Page 56

Story: The Road to Forever

The bus rumbles through the night, headlights illuminating patches of dark highway. I find myself relaxing, the tension of the day finally draining away.
“So,” Justine says after a while. “Do you want to talk about it?”
I set my mug down and turn toward her. “She was with someone else.”
Justine doesn’t react with shock or pity, just nods for me to continue.
“Her professor,” I add. “It’s been going on a while.”
“That explains a lot,” Justine says softly.
“Yeah.” I run a hand through my hair. “The weird thing is, I thought I’d fall apart seeing her. But instead, I just felt . . . free.” I shrug.
“Because you finally got closure?”
“Maybe. Or maybe I’ve been holding onto something that was already gone.”
Justine takes a sip of her hot chocolate. “Songs have a way of keeping things alive long after they should be over.”
I glance at her sharply. “You think I’ve been using music to hold onto her?”
“Not consciously,” she clarifies. “But when you write about someone, sing about them every night . . . it’s like they’re never really gone.”
I consider this. It makes sense. I’ve been pouring Nola into every lyric, every chord. Keeping her present even in her absence.
“Tonight was different though,” Justine continues. “You sang like someone who was finally letting go. You definitely had the rocker vibe I’m used to.”

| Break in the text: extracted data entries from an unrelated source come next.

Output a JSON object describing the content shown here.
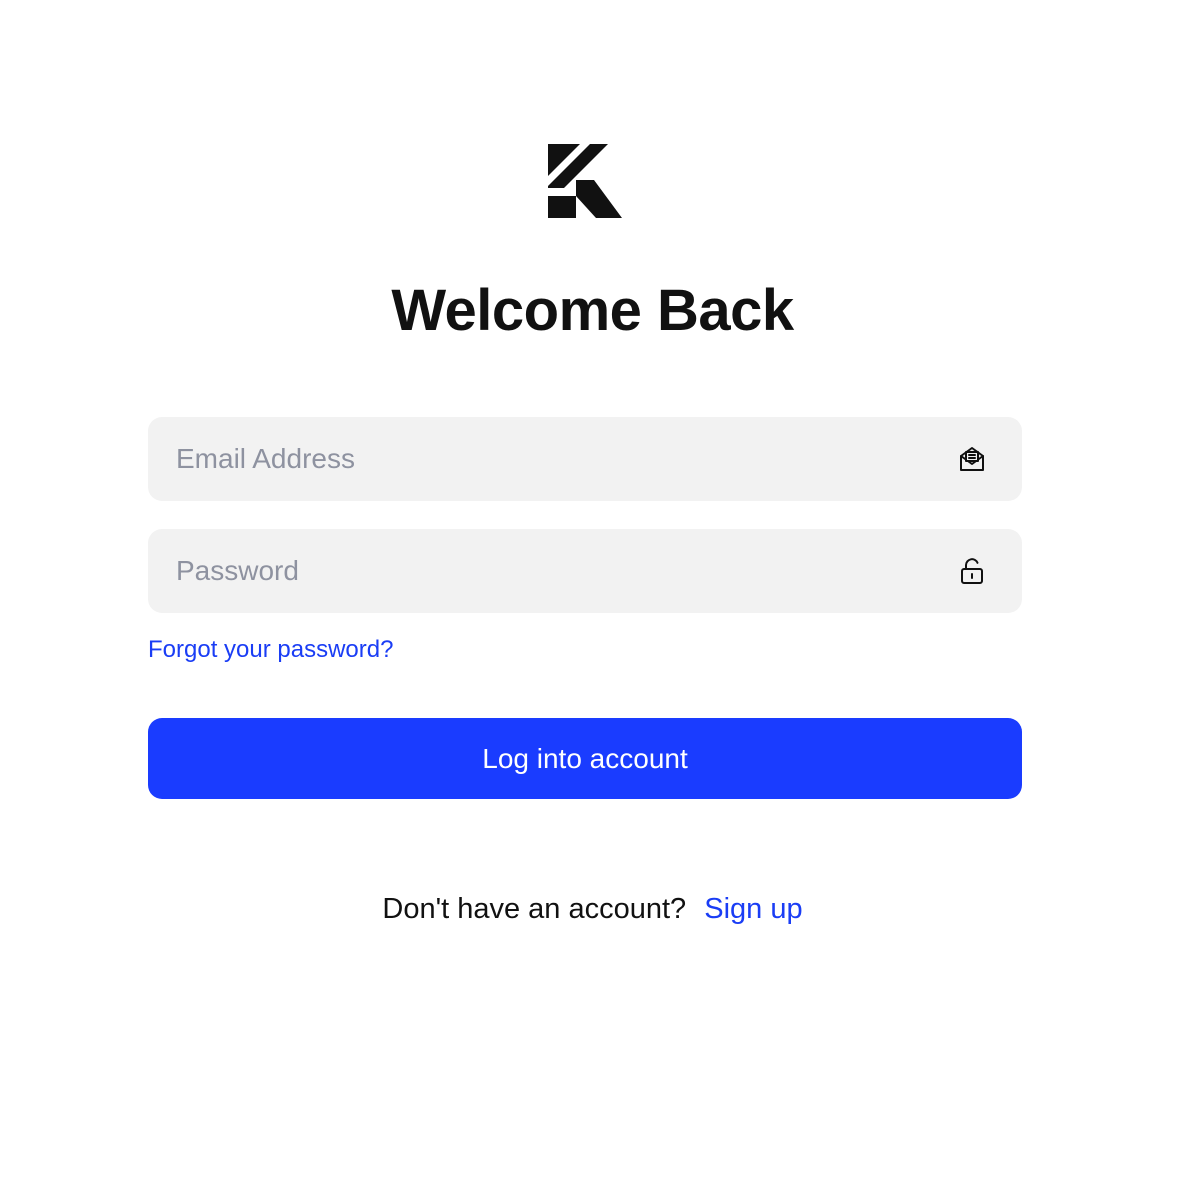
{
  "logo": {
    "icon": "k-logo-icon"
  },
  "page": {
    "title": "Welcome Back"
  },
  "form": {
    "email": {
      "placeholder": "Email Address",
      "value": "",
      "icon": "mail-icon"
    },
    "password": {
      "placeholder": "Password",
      "value": "",
      "icon": "unlock-icon"
    },
    "forgot_link": "Forgot your password?",
    "submit_label": "Log into account"
  },
  "signup": {
    "prompt": "Don't have an account?",
    "link": "Sign up"
  },
  "colors": {
    "accent": "#1a3cff",
    "link": "#1a3df5",
    "field_bg": "#f2f2f2",
    "placeholder": "#8e92a0",
    "text": "#111111"
  }
}
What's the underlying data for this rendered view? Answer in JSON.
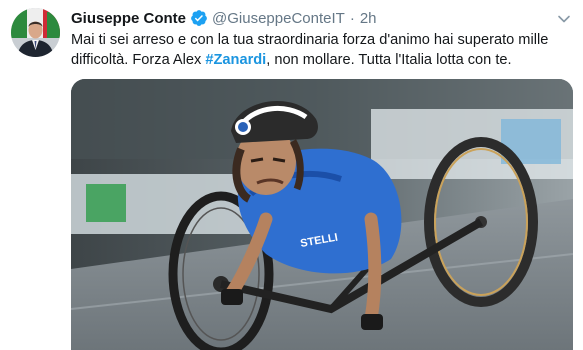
{
  "tweet": {
    "author_name": "Giuseppe Conte",
    "handle": "@GiuseppeConteIT",
    "separator": "·",
    "timestamp": "2h",
    "verified": true,
    "text_part1": "Mai ti sei arreso e con la tua straordinaria forza d'animo hai superato mille difficoltà. Forza Alex ",
    "hashtag": "#Zanardi",
    "text_part2": ", non mollare. Tutta l'Italia lotta con te."
  },
  "colors": {
    "text_primary": "#14171a",
    "text_secondary": "#657786",
    "link": "#1b95e0",
    "verified": "#1da1f2",
    "jersey": "#2f6fd0"
  },
  "icons": {
    "verified": "verified-badge-icon",
    "caret": "chevron-down-icon"
  },
  "media": {
    "jersey_brand": "STELLI"
  }
}
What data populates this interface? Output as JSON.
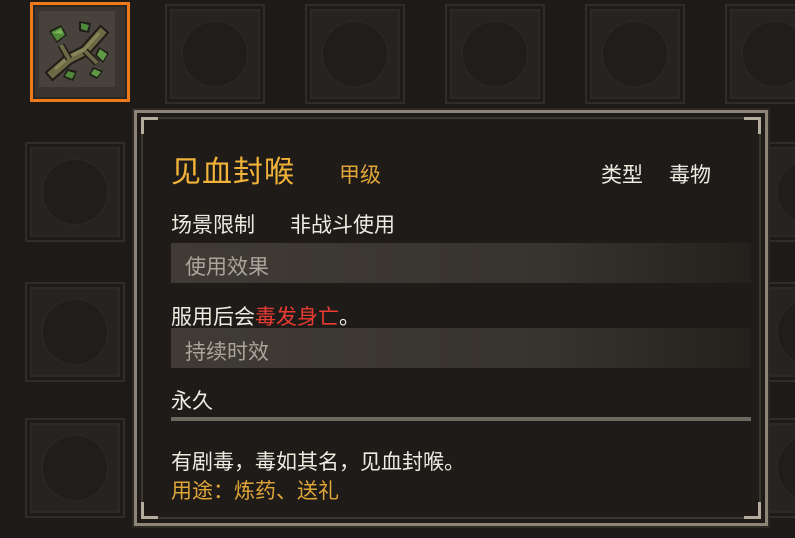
{
  "item": {
    "name": "见血封喉",
    "grade": "甲级",
    "type_label": "类型",
    "type_value": "毒物",
    "scene_label": "场景限制",
    "scene_value": "非战斗使用",
    "icon": "poison-herb-icon"
  },
  "effect": {
    "header": "使用效果",
    "text_before": "服用后会",
    "text_highlight": "毒发身亡",
    "text_after": "。"
  },
  "duration": {
    "header": "持续时效",
    "value": "永久"
  },
  "description": "有剧毒，毒如其名，见血封喉。",
  "usage": "用途：炼药、送礼",
  "colors": {
    "title": "#f1b23a",
    "highlight": "#ea3b32",
    "selected_border": "#ef7a1a",
    "usage": "#e0a537"
  }
}
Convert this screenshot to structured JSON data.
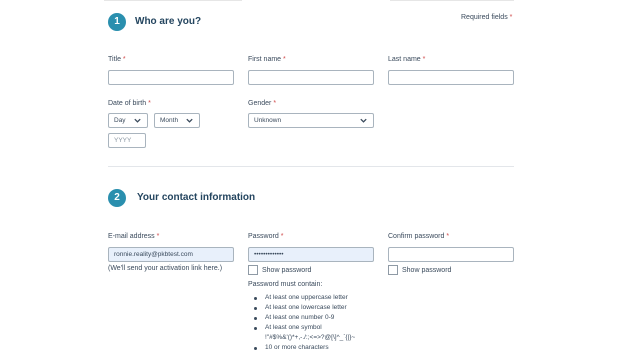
{
  "section1": {
    "number": "1",
    "title": "Who are you?",
    "required_note": "Required fields",
    "required_star": "*",
    "fields": {
      "title_label": "Title",
      "first_name_label": "First name",
      "last_name_label": "Last name",
      "dob_label": "Date of birth",
      "gender_label": "Gender",
      "day_value": "Day",
      "month_value": "Month",
      "year_placeholder": "YYYY",
      "gender_value": "Unknown"
    }
  },
  "section2": {
    "number": "2",
    "title": "Your contact information",
    "fields": {
      "email_label": "E-mail address",
      "password_label": "Password",
      "confirm_label": "Confirm password",
      "email_value": "ronnie.reality@pkbtest.com",
      "password_value": "•••••••••••••",
      "email_hint": "(We'll send your activation link here.)",
      "show_password": "Show password",
      "show_password_confirm": "Show password",
      "rules_heading": "Password must contain:",
      "rules": [
        "At least one uppercase letter",
        "At least one lowercase letter",
        "At least one number 0-9",
        "At least one symbol"
      ],
      "symbols": "!\"#$%&'()*+,-./:;<=>?@[\\]^_`{|}~",
      "rules_more": "10 or more characters"
    }
  },
  "icons": {
    "dropdown": "chevron-down-icon"
  },
  "colors": {
    "accent": "#2a8fae",
    "heading": "#24455f",
    "required": "#d04a4a",
    "autofill": "#e8f0fb"
  }
}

I laugh and nod slowly because she’s right. “I realized something today. All this time, I’ve been afraid of who I am without her. Like somehow, she defined me, which is wild when I think about it because I was me long before she came along.”
“And now?”
“Now I think maybe I need to find out who I am now. I’ve spent too much time trying to be the person her parents wanted her to be with. When I walked away from her, it felt like I didn’t have to walk on eggshells anymore, and it was a fucking relief.”
Justine smiles, and in the dim light of the bus, her eyes seem to hold answers to questions I haven’t even thought to ask.
“For what it’s worth,” she says quietly, “I like the Quinn I’ve gotten to know these past few months.”
A warmth spreads through me that has nothing to do with the hot chocolate. I bump her shoulder lightly with mine. “Even brooding, emo Quinn?”
She laughs. “Especially him. The depth looks good on you.”
“Well, hopefully less brooding Quinn is also acceptable.”
“I suppose I can adapt,” she teases, leaning into me slightly.
We sit like that, shoulders touching, watching the night roll by. Eventually, her head tilts toward my shoulder, and her breathing deepens. I stay perfectly still, not wanting to disturb her.
When I’m sure she’s asleep, I carefully reach for my notebook and open it to a blank page. The words come easily tonight.
In the quiet after storm, when lightning’s ceased to flash
When thunder’s distant memory, and rain has turned to mist
I find myself still standing, feet planted on the ground
Not broken, only weathered—somehow safer now than sound
I writeuntil my eyes grow heavy, Justine’s warmth against my side a steady anchor in the rolling bus. For the first time in months, when sleep claims me, there are no ghosts waiting in my dreams.